In a mixing bowl, combine the almond flour, baking powder, and salt.
In another bowl, whisk together the eggs, almond milk, melted butter, and vanilla extract until smooth.
Gradually add the wet ingredients to the dry ingredients, stirring until just combined.
Heat a non-stick skillet over medium heat and lightly grease it with butter.
Pour 1/4 cup (60ml) of the pancake batter into the skillet and cook for 2-3 minutes until bubbles form on the surface. Flip and cook for another 1-2 minutes until golden brown. Repeat with the remaining batter, stacking the pancakes on a plate.
In a large skillet, heat a drizzle of olive oil over medium heat. Add the diced onion and sauté until translucent (about 3-4 minutes).
Add the minced garlic and cook for another minute until fragrant.
Stir in the ground beef or turkey, breaking it apart with a spoon. Cook until browned.
Add the crushed tomatoes, oregano, basil, salt, and pepper. Simmer for 10-15 minutes, allowing the sauce to thicken.
In a mixing bowl, combine the ricotta cheese, shredded mozzarella, grated Parmesan, egg, salt, and pepper. Mix well until smooth.
Preheat your oven to 375°F (190°C).
In a 9x13 inch (23x33 cm) baking dish, spread a thin layer of meat sauce on the bottom.
Place 3 pancakes over the sauce, creating the first layer.

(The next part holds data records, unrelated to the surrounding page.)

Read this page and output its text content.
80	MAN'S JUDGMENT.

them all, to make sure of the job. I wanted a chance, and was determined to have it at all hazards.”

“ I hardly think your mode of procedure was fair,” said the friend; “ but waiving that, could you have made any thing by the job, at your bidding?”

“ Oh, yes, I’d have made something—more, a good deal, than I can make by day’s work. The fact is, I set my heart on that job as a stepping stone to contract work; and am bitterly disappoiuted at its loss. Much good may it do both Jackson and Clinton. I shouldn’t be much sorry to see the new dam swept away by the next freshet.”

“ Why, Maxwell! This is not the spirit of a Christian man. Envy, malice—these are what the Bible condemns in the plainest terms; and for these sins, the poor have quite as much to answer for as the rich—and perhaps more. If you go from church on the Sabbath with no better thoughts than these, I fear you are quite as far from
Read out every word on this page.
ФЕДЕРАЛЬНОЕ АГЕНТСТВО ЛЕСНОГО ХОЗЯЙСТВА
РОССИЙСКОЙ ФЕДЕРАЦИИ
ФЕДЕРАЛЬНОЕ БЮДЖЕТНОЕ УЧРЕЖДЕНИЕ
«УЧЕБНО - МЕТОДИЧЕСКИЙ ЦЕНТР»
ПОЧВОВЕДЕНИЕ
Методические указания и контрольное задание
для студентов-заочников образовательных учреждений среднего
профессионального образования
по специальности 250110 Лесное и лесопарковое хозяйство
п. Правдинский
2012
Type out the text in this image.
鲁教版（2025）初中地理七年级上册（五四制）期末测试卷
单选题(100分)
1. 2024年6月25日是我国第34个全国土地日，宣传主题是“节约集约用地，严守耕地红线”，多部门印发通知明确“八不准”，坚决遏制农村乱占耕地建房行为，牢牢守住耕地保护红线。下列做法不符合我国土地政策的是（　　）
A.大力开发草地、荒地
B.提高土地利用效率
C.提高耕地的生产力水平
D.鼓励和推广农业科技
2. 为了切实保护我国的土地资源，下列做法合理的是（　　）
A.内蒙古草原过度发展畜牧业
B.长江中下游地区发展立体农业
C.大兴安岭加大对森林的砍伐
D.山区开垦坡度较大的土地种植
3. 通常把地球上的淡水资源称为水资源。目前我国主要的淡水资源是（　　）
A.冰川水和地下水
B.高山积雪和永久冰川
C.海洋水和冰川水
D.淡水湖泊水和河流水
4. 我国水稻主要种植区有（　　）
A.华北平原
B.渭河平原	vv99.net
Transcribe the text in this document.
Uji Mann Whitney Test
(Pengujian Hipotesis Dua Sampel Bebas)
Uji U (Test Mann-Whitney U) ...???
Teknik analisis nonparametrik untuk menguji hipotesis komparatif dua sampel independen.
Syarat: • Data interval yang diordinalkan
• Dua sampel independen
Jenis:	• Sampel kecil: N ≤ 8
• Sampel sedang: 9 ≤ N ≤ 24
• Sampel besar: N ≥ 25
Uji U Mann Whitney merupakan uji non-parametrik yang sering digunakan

Spread half of the cheese filling over the pancakes, followed by a layer of meat sauce.
Repeat the layers (pancakes, cheese filling, meat sauce) until all ingredients are used, finishing with a layer of pancakes topped with meat sauce.
Sprinkle additional mozzarella cheese on top if desired.
Cover the baking dish with aluminum foil and bake for 20 minutes.
Remove the foil and bake for an additional 10 minutes until the cheese is bubbly and golden.
Allow the lasagna to cool for a few minutes before slicing. Serve warm, garnished with fresh basil if desired.